Work remains on rail safety

It happened, the grab-your-gut moment.

Thursday morning, three tanker cars in a Burlington Northern Santa Fe train carrying highly flammable Bakken crude oil derailed below the Magnolia Bridge in Seattle’s Interbay neighborhood, inching along at only 5 mph. None of the oil spilled, and BNSF spokesman Gus Melonas told The Herald that the vehicles involved weren’t outdated DOT-111 cars similar to the ones involved in the explosion that killed 47 people in the Quebec town of Lac-Megantic in 2013, but “enhanced” CPC-1232 tankers. (As Rep. Rick Larsen, D-Everett, notes, the CPC-1232 tankers are the railroad-preferred lowest-common denominator safety replacement for the DOT-111.)

Seventy percent of tanker cars that weave through Seattle and Snohomish County are the safer variety, Melonas said. Are 70-30 odds palatable for residents who live near at-grade crossings in Marysville or Edmonds?

Washington’s congressional delegation has been responsive to crude-by-rail and unsafe DOT-111 tank cars, derisively called “the Ford pinto of rail cars.” Larsen, in particular, exhibits vigilance and leadership, holding both railroads and the U.S. Department of Transportation accountable.

“New rules for transporting crude oil by rail are an important step toward making sure communities near rail lines that carry crude oil and other hazardous materials are safe,” Larsen said in a Wednesday statement after the release of the U.S. DOT’s draft rules addressing the safe transport of crude by rail. “But now we’ve got to translate rules on paper into safety on the rails.”

The united front that is bird-dogging crude-by-rail could spur meaningful reform, including lowering the too-high one-million gallon threshold for notifying states about oil trains lumbering through. Another hat tip to Larsen, a member of the Transportation and Infrastructure Committee. In fact, Larsen’s first Congressional win was quasi-related — a bipartisan pipeline safety bill in 2001. Now, Larsen needs to concentrate his considerable political talents on coal-by-rail.
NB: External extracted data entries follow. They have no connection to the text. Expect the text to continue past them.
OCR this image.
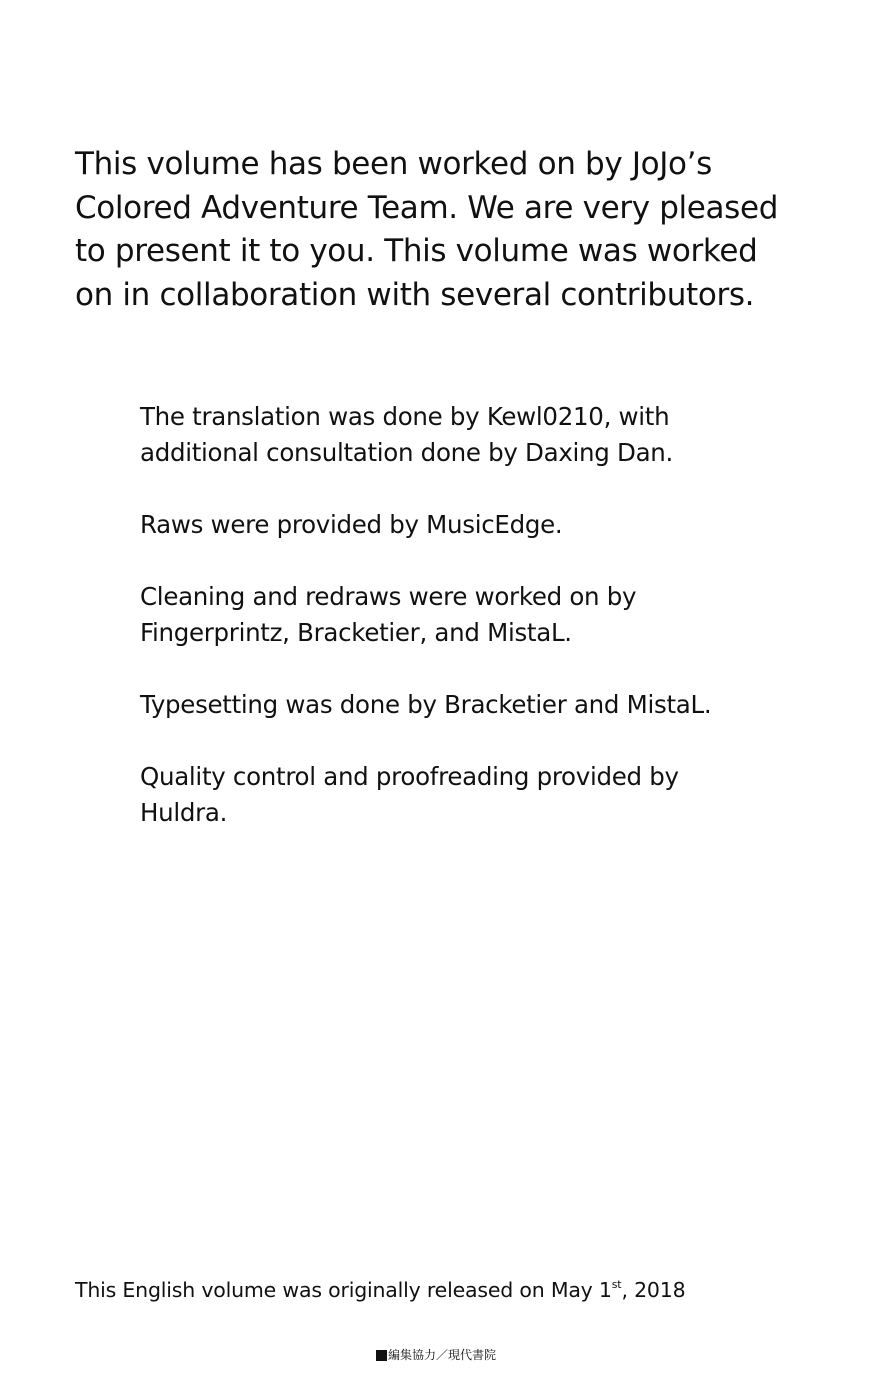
This volume has been worked on by JoJo’s
Colored Adventure Team. We are very pleased
to present it to you. This volume was worked
on in collaboration with several contributors.
The translation was done by Kewl0210, with
additional consultation done by Daxing Dan.
Raws were provided by MusicEdge.
Cleaning and redraws were worked on by
Fingerprintz, Bracketier, and MistaL.
Typesetting was done by Bracketier and MistaL.
Quality control and proofreading provided by
Huldra.
This English volume was originally released on May 1st, 2018
編集協力／現代書院
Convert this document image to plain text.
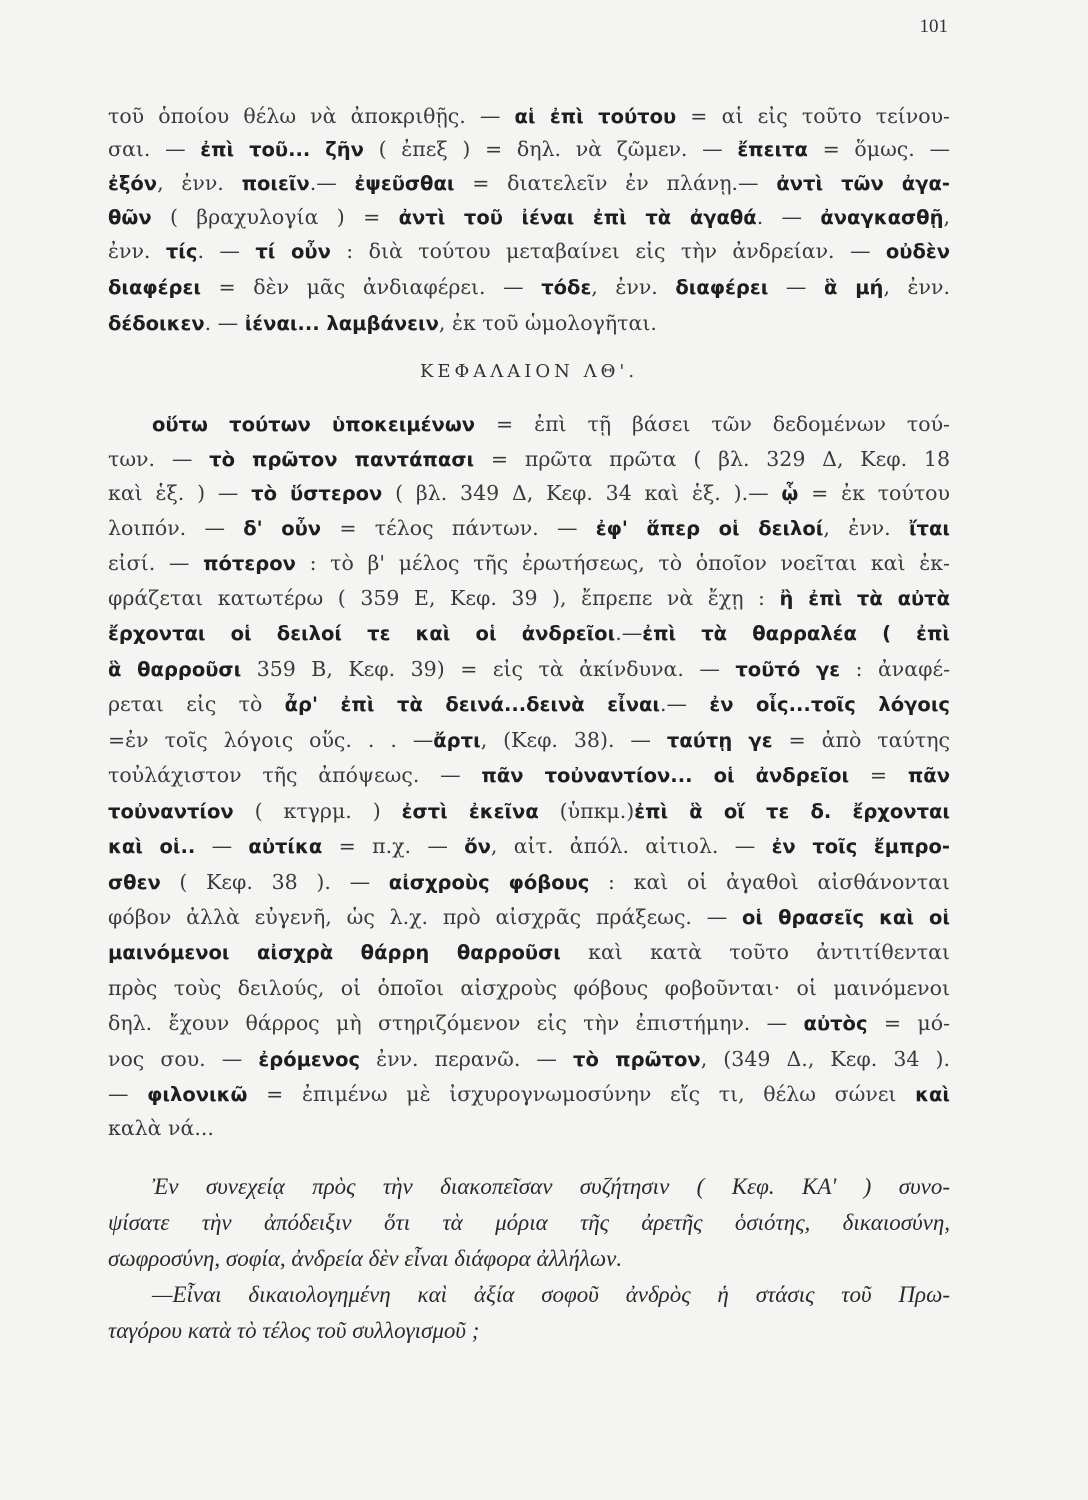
101
τοῦ ὁποίου θέλω νὰ ἀποκριθῇς. — αἱ ἐπὶ τούτου = αἱ εἰς τοῦτο τείνου-
σαι. — ἐπὶ τοῦ... ζῆν ( ἐπεξ ) = δηλ. νὰ ζῶμεν. — ἔπειτα = ὅμως. —
ἐξόν, ἐνν. ποιεῖν.— ἐψεῦσθαι = διατελεῖν ἐν πλάνῃ.— ἀντὶ τῶν ἀγα-
θῶν ( βραχυλογία ) = ἀντὶ τοῦ ἰέναι ἐπὶ τὰ ἀγαθά. — ἀναγκασθῇ,
ἐνν. τίς. — τί οὖν : διὰ τούτου μεταβαίνει εἰς τὴν ἀνδρείαν. — οὐδὲν
διαφέρει = δὲν μᾶς ἀνδιαφέρει. — τόδε, ἐνν. διαφέρει — ἃ μή, ἐνν.
δέδοικεν. — ἰέναι... λαμβάνειν, ἐκ τοῦ ὡμολογῆται.
ΚΕΦΑΛΑΙΟΝ ΛΘ'.
οὕτω τούτων ὑποκειμένων = ἐπὶ τῇ βάσει τῶν δεδομένων τού-
των. — τὸ πρῶτον παντάπασι = πρῶτα πρῶτα ( βλ. 329 Δ, Κεφ. 18
καὶ ἑξ. ) — τὸ ὕστερον ( βλ. 349 Δ, Κεφ. 34 καὶ ἑξ. ).— ᾧ = ἐκ τούτου
λοιπόν. — δ' οὖν = τέλος πάντων. — ἐφ' ἅπερ οἱ δειλοί, ἐνν. ἴται
εἰσί. — πότερον : τὸ β' μέλος τῆς ἐρωτήσεως, τὸ ὁποῖον νοεῖται καὶ ἐκ-
φράζεται κατωτέρω ( 359 Ε, Κεφ. 39 ), ἔπρεπε νὰ ἔχῃ : ἢ ἐπὶ τὰ αὐτὰ
ἔρχονται οἱ δειλοί τε καὶ οἱ ἀνδρεῖοι.—ἐπὶ τὰ θαρραλέα ( ἐπὶ
ἃ θαρροῦσι 359 Β, Κεφ. 39) = εἰς τὰ ἀκίνδυνα. — τοῦτό γε : ἀναφέ-
ρεται εἰς τὸ ἆρ' ἐπὶ τὰ δεινά...δεινὰ εἶναι.— ἐν οἷς...τοῖς λόγοις
=ἐν τοῖς λόγοις οὕς. . . —ἄρτι, (Κεφ. 38). — ταύτῃ γε = ἀπὸ ταύτης
τοὐλάχιστον τῆς ἀπόψεως. — πᾶν τοὐναντίον... οἱ ἀνδρεῖοι = πᾶν
τοὐναντίον ( κτγρμ. ) ἐστὶ ἐκεῖνα (ὑπκμ.)ἐπὶ ἃ οἵ τε δ. ἔρχονται
καὶ οἱ.. — αὐτίκα = π.χ. — ὄν, αἰτ. ἀπόλ. αἰτιολ. — ἐν τοῖς ἔμπρο-
σθεν ( Κεφ. 38 ). — αἰσχροὺς φόβους : καὶ οἱ ἀγαθοὶ αἰσθάνονται
φόβον ἀλλὰ εὐγενῆ, ὡς λ.χ. πρὸ αἰσχρᾶς πράξεως. — οἱ θρασεῖς καὶ οἱ
μαινόμενοι αἰσχρὰ θάρρη θαρροῦσι καὶ κατὰ τοῦτο ἀντιτίθενται
πρὸς τοὺς δειλούς, οἱ ὁποῖοι αἰσχροὺς φόβους φοβοῦνται· οἱ μαινόμενοι
δηλ. ἔχουν θάρρος μὴ στηριζόμενον εἰς τὴν ἐπιστήμην. — αὐτὸς = μό-
νος σου. — ἐρόμενος ἐνν. περανῶ. — τὸ πρῶτον, (349 Δ., Κεφ. 34 ).
— φιλονικῶ = ἐπιμένω μὲ ἰσχυρογνωμοσύνην εἴς τι, θέλω σώνει καὶ
καλὰ νά...
Ἐν συνεχείᾳ πρὸς τὴν διακοπεῖσαν συζήτησιν ( Κεφ. ΚΑ' ) συνο-
ψίσατε τὴν ἀπόδειξιν ὅτι τὰ μόρια τῆς ἀρετῆς ὁσιότης, δικαιοσύνη,
σωφροσύνη, σοφία, ἀνδρεία δὲν εἶναι διάφορα ἀλλήλων.
—Εἶναι δικαιολογημένη καὶ ἀξία σοφοῦ ἀνδρὸς ἡ στάσις τοῦ Πρω-
ταγόρου κατὰ τὸ τέλος τοῦ συλλογισμοῦ ;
On Thursday, the Puget Sound Regional Council issued its evaluation of regional impacts for the proposed Gateway Pacific Terminal at Cherry Point. The terminal will bring 18 new trains per day, each 1.6 miles long. Gateway would generate the most traffic fallout of any of the Northwest’s bulk-terminal proposals, the report reads, including a 147 percent hike in “gate-down times” in Marysville alone. There will be a 2- to 6-minute delay per crossing for emergency vehicles and even an environmental-justice component, with low-income and minority populations shouldering a disproportionate burden.

Larsen, an early proponent of Gateway Pacific, points to the creation of hundreds of industrial jobs in Whatcom County. Just as compelling, Larsen told The Herald that “we’ll still get increased traffic and freight congestion,” Gateway or no, a reality underscored in the PSRC report. (“Statewide freight rail volume will grow by an additional 130 percent by 2035,” the report states.) One argument: The value of Gateway is it guarantees that BNSF will invest in mitigation.

But there are wiser public-interest cudgels to improve capacity than building the biggest coal-export facility on the West Coast. Let the congressional united front on oil-car safety translate as smoothly and effectively into a united front to stop coal-export facilities.